“AKLIN VE VAHYİN TERK EDİLMESİ” (2) PDF 
Pazar, 06 Şubat 2022 00:00

“AKLIN VE VAHYİN TERK EDİLMESİ” (2)

(...dünden devam)

Peygamberlerden önce insanların bir tek ümmet olduğunu belirten, Bakara: 213. âyet, aşağıdaki şekillerde tefsîr edilmiştir:

1- Burada ümmet din anlamındadır. İnsanlar, önceleri hep aynı dine bağlı olan bir toplum idiler. Bu din, Allah’a îmân ve O'na teslim olma esasına dayanan fıtrî (doğal) din idi. Allah’ın varlığını ve birliğini kabul etmek, doğuştan insanda mevcut bir özelliktir. Nitekim Hâdis-i şerîfte de: “Her çocuk, fıtrat (Allah'a teslim olma) esası üzerine doğar. Sonra onun anası babası, onu ya Yahûdî, ya Hıristiyan veya Mecusî yapar. Nasıl ki her hayvan, yavrusunu, vücut organları tam olarak doğurur, hiç o yavrunun burnunda, kulağında eksik, kesik bir şey görür müsünüz? (Fakat sonradan insanlar, onun kulağını keser, burnunu yarar, ona bâzı işâretler vururlar. İşte insan da böyledir. Kusursuz İslâm dinini, tevhidi kabule müsait bir özellikte yaratılmışken, sonradan ana babası ona kendi damgalarını vururlar.)” Hadîsi rivâyet eden Ebû Hüreyre: “Allah’ın, insanları yarattığı fıtrat dininde bir değişiklik yoktur, işte doğru din budur.” (Rum: 30) âyetini okumuştur." (Buḫârî, Cenâiz 92; Ebû Dâvûd, Sunnet 17; Tirmizî, Kader, 5; Muvatta’, Cenâiz 52; İbn Hanbel, Müsned: 2/233,.... Tecrîdi Sarîh Tercemesi: 4/674)
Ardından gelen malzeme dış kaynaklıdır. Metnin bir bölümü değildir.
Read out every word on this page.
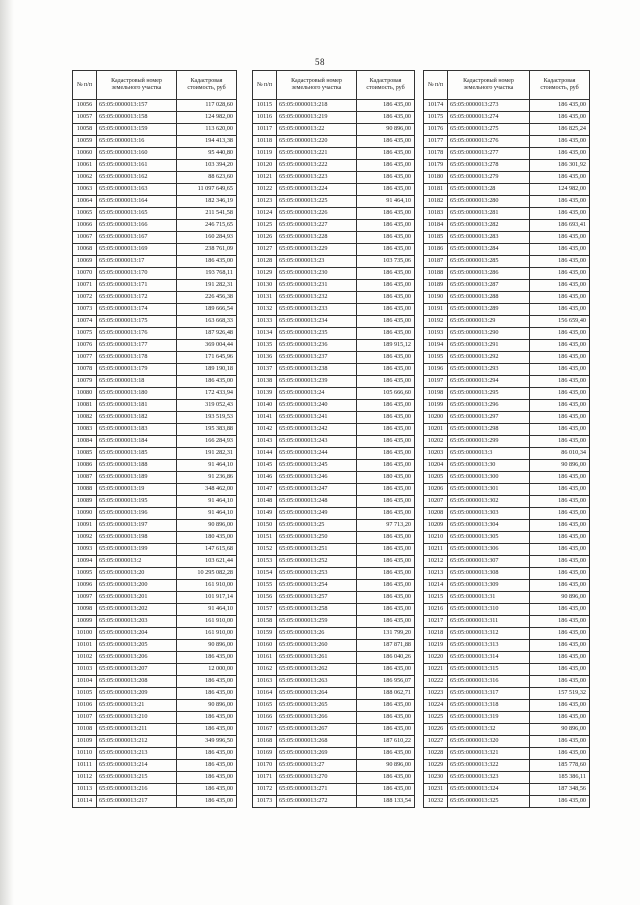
58
№ п/п	Кадастровый номер земельного участка	Кадастровая стоимость, руб
10056	65:05:0000013:157	117 028,60
10057	65:05:0000013:158	124 982,00
10058	65:05:0000013:159	113 620,00
10059	65:05:0000013:16	194 413,38
10060	65:05:0000013:160	95 440,80
10061	65:05:0000013:161	103 394,20
10062	65:05:0000013:162	88 623,60
10063	65:05:0000013:163	11 097 649,65
10064	65:05:0000013:164	182 346,19
10065	65:05:0000013:165	211 541,58
10066	65:05:0000013:166	246 715,65
10067	65:05:0000013:167	160 284,93
10068	65:05:0000013:169	238 761,09
10069	65:05:0000013:17	186 435,00
10070	65:05:0000013:170	193 768,11
10071	65:05:0000013:171	191 282,31
10072	65:05:0000013:172	226 456,38
10073	65:05:0000013:174	189 666,54
10074	65:05:0000013:175	163 668,33
10075	65:05:0000013:176	187 926,48
10076	65:05:0000013:177	369 004,44
10077	65:05:0000013:178	171 645,96
10078	65:05:0000013:179	189 190,18
10079	65:05:0000013:18	186 435,00
10080	65:05:0000013:180	172 433,94
10081	65:05:0000013:181	319 052,43
10082	65:05:0000013:182	193 519,53
10083	65:05:0000013:183	195 383,88
10084	65:05:0000013:184	166 284,93
10085	65:05:0000013:185	191 282,31
10086	65:05:0000013:188	91 464,10
10087	65:05:0000013:189	91 236,86
10088	65:05:0000013:19	348 462,00
10089	65:05:0000013:195	91 464,10
10090	65:05:0000013:196	91 464,10
10091	65:05:0000013:197	90 896,00
10092	65:05:0000013:198	180 435,00
10093	65:05:0000013:199	147 615,68
10094	65:05:0000013:2	103 621,44
10095	65:05:0000013:20	10 295 082,28
10096	65:05:0000013:200	161 910,00
10097	65:05:0000013:201	101 917,14
10098	65:05:0000013:202	91 464,10
10099	65:05:0000013:203	161 910,00
10100	65:05:0000013:204	161 910,00
10101	65:05:0000013:205	90 896,00
10102	65:05:0000013:206	186 435,00
10103	65:05:0000013:207	12 000,00
10104	65:05:0000013:208	186 435,00
10105	65:05:0000013:209	186 435,00
10106	65:05:0000013:21	90 896,00
10107	65:05:0000013:210	186 435,00
10108	65:05:0000013:211	186 435,00
10109	65:05:0000013:212	349 996,50
10110	65:05:0000013:213	186 435,00
10111	65:05:0000013:214	186 435,00
10112	65:05:0000013:215	186 435,00
10113	65:05:0000013:216	186 435,00
10114	65:05:0000013:217	186 435,00
№ п/п	Кадастровый номер земельного участка	Кадастровая стоимость, руб
10115	65:05:0000013:218	186 435,00
10116	65:05:0000013:219	186 435,00
10117	65:05:0000013:22	90 896,00
10118	65:05:0000013:220	186 435,00
10119	65:05:0000013:221	186 435,00
10120	65:05:0000013:222	186 435,00
10121	65:05:0000013:223	186 435,00
10122	65:05:0000013:224	186 435,00
10123	65:05:0000013:225	91 464,10
10124	65:05:0000013:226	186 435,00
10125	65:05:0000013:227	186 435,00
10126	65:05:0000013:228	186 435,00
10127	65:05:0000013:229	186 435,00
10128	65:05:0000013:23	103 735,06
10129	65:05:0000013:230	186 435,00
10130	65:05:0000013:231	186 435,00
10131	65:05:0000013:232	186 435,00
10132	65:05:0000013:233	186 435,00
10133	65:05:0000013:234	186 435,00
10134	65:05:0000013:235	186 435,00
10135	65:05:0000013:236	189 915,12
10136	65:05:0000013:237	186 435,00
10137	65:05:0000013:238	186 435,00
10138	65:05:0000013:239	186 435,00
10139	65:05:0000013:24	105 666,60
10140	65:05:0000013:240	186 435,00
10141	65:05:0000013:241	186 435,00
10142	65:05:0000013:242	186 435,00
10143	65:05:0000013:243	186 435,00
10144	65:05:0000013:244	186 435,00
10145	65:05:0000013:245	186 435,00
10146	65:05:0000013:246	180 435,00
10147	65:05:0000013:247	186 435,00
10148	65:05:0000013:248	186 435,00
10149	65:05:0000013:249	186 435,00
10150	65:05:0000013:25	97 713,20
10151	65:05:0000013:250	186 435,00
10152	65:05:0000013:251	186 435,00
10153	65:05:0000013:252	186 435,00
10154	65:05:0000013:253	186 435,00
10155	65:05:0000013:254	186 435,00
10156	65:05:0000013:257	186 435,00
10157	65:05:0000013:258	186 435,00
10158	65:05:0000013:259	186 435,00
10159	65:05:0000013:26	131 799,20
10160	65:05:0000013:260	187 871,88
10161	65:05:0000013:261	186 040,26
10162	65:05:0000013:262	186 435,00
10163	65:05:0000013:263	186 956,07
10164	65:05:0000013:264	188 062,71
10165	65:05:0000013:265	186 435,00
10166	65:05:0000013:266	186 435,00
10167	65:05:0000013:267	186 435,00
10168	65:05:0000013:268	187 610,22
10169	65:05:0000013:269	186 435,00
10170	65:05:0000013:27	90 896,00
10171	65:05:0000013:270	186 435,00
10172	65:05:0000013:271	186 435,00
10173	65:05:0000013:272	188 133,54
№ п/п	Кадастровый номер земельного участка	Кадастровая стоимость, руб
10174	65:05:0000013:273	186 435,00
10175	65:05:0000013:274	186 435,00
10176	65:05:0000013:275	186 825,24
10177	65:05:0000013:276	186 435,00
10178	65:05:0000013:277	186 435,00
10179	65:05:0000013:278	186 301,92
10180	65:05:0000013:279	186 435,00
10181	65:05:0000013:28	124 982,00
10182	65:05:0000013:280	186 435,00
10183	65:05:0000013:281	186 435,00
10184	65:05:0000013:282	186 693,41
10185	65:05:0000013:283	186 435,00
10186	65:05:0000013:284	186 435,00
10187	65:05:0000013:285	186 435,00
10188	65:05:0000013:286	186 435,00
10189	65:05:0000013:287	186 435,00
10190	65:05:0000013:288	186 435,00
10191	65:05:0000013:289	186 435,00
10192	65:05:0000013:29	156 659,40
10193	65:05:0000013:290	186 435,00
10194	65:05:0000013:291	186 435,00
10195	65:05:0000013:292	186 435,00
10196	65:05:0000013:293	186 435,00
10197	65:05:0000013:294	186 435,00
10198	65:05:0000013:295	186 435,00
10199	65:05:0000013:296	186 435,00
10200	65:05:0000013:297	186 435,00
10201	65:05:0000013:298	186 435,00
10202	65:05:0000013:299	186 435,00
10203	65:05:0000013:3	86 010,34
10204	65:05:0000013:30	90 896,00
10205	65:05:0000013:300	186 435,00
10206	65:05:0000013:301	186 435,00
10207	65:05:0000013:302	186 435,00
10208	65:05:0000013:303	186 435,00
10209	65:05:0000013:304	186 435,00
10210	65:05:0000013:305	186 435,00
10211	65:05:0000013:306	186 435,00
10212	65:05:0000013:307	186 435,00
10213	65:05:0000013:308	186 435,00
10214	65:05:0000013:309	186 435,00
10215	65:05:0000013:31	90 896,00
10216	65:05:0000013:310	186 435,00
10217	65:05:0000013:311	186 435,00
10218	65:05:0000013:312	186 435,00
10219	65:05:0000013:313	186 435,00
10220	65:05:0000013:314	186 435,00
10221	65:05:0000013:315	186 435,00
10222	65:05:0000013:316	186 435,00
10223	65:05:0000013:317	157 519,32
10224	65:05:0000013:318	186 435,00
10225	65:05:0000013:319	186 435,00
10226	65:05:0000013:32	90 896,00
10227	65:05:0000013:320	186 435,00
10228	65:05:0000013:321	186 435,00
10229	65:05:0000013:322	185 778,60
10230	65:05:0000013:323	185 386,11
10231	65:05:0000013:324	187 348,56
10232	65:05:0000013:325	186 435,00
Bu hadîs-i şerîfe göre çocuk, Allah’ın varlığını ve birliğini kabule yetenekli bir biçimde yaratılır. İnsanda bulunan akıl, insanı bu inanca götürür. İşte bu, özüyle İslâm'dan başka bir şey olmadığından her insan, İslâm, yani Allah’a itâat ve kulluk yaratılışı üzerine dünyaya gelir. Fakat sonradan âile ve çevre, çocuğun bu sâf yaratı­lışını değiştirir, ona, benliğine aykırı, tevhide muhalif inançlar aşılar.

2- Müfessirlerden Ebû Müslim ve Kâdî Abdu'l-Cebbâr'ın görüşüne göre akıl Allah’ın varlığını, O'na hizmetin iyiliğini, zulmün kötülüğünü anlayabilir. İşte insanların başlangıçtaki dini, böyle akıldan çıkmış bir dindi, herhangi bir peygamberin getirdiği şerîatten alınmamıştı. Çünkü âyetteki en-nebiyyîn kelimesi umum ve istiğrak ifâde eder. Ba'aše (gönderdi) kelime­sinin başındaki bâ da terâḫî (sonralık) mânâsı taşır. “Sonradan Allah peygamberleri gönderdi” demektir. Bu söz, peygamberlerin, insanla­rın bir tek ümmet olduğu çağdan sonra gönderil­diğini ifâde eder. Demek ki o insanlar, akıldan doğan bir din üzerinde anlaşmışlardı, sonradan çeşitli nedenlerle ayrılığa düştüler.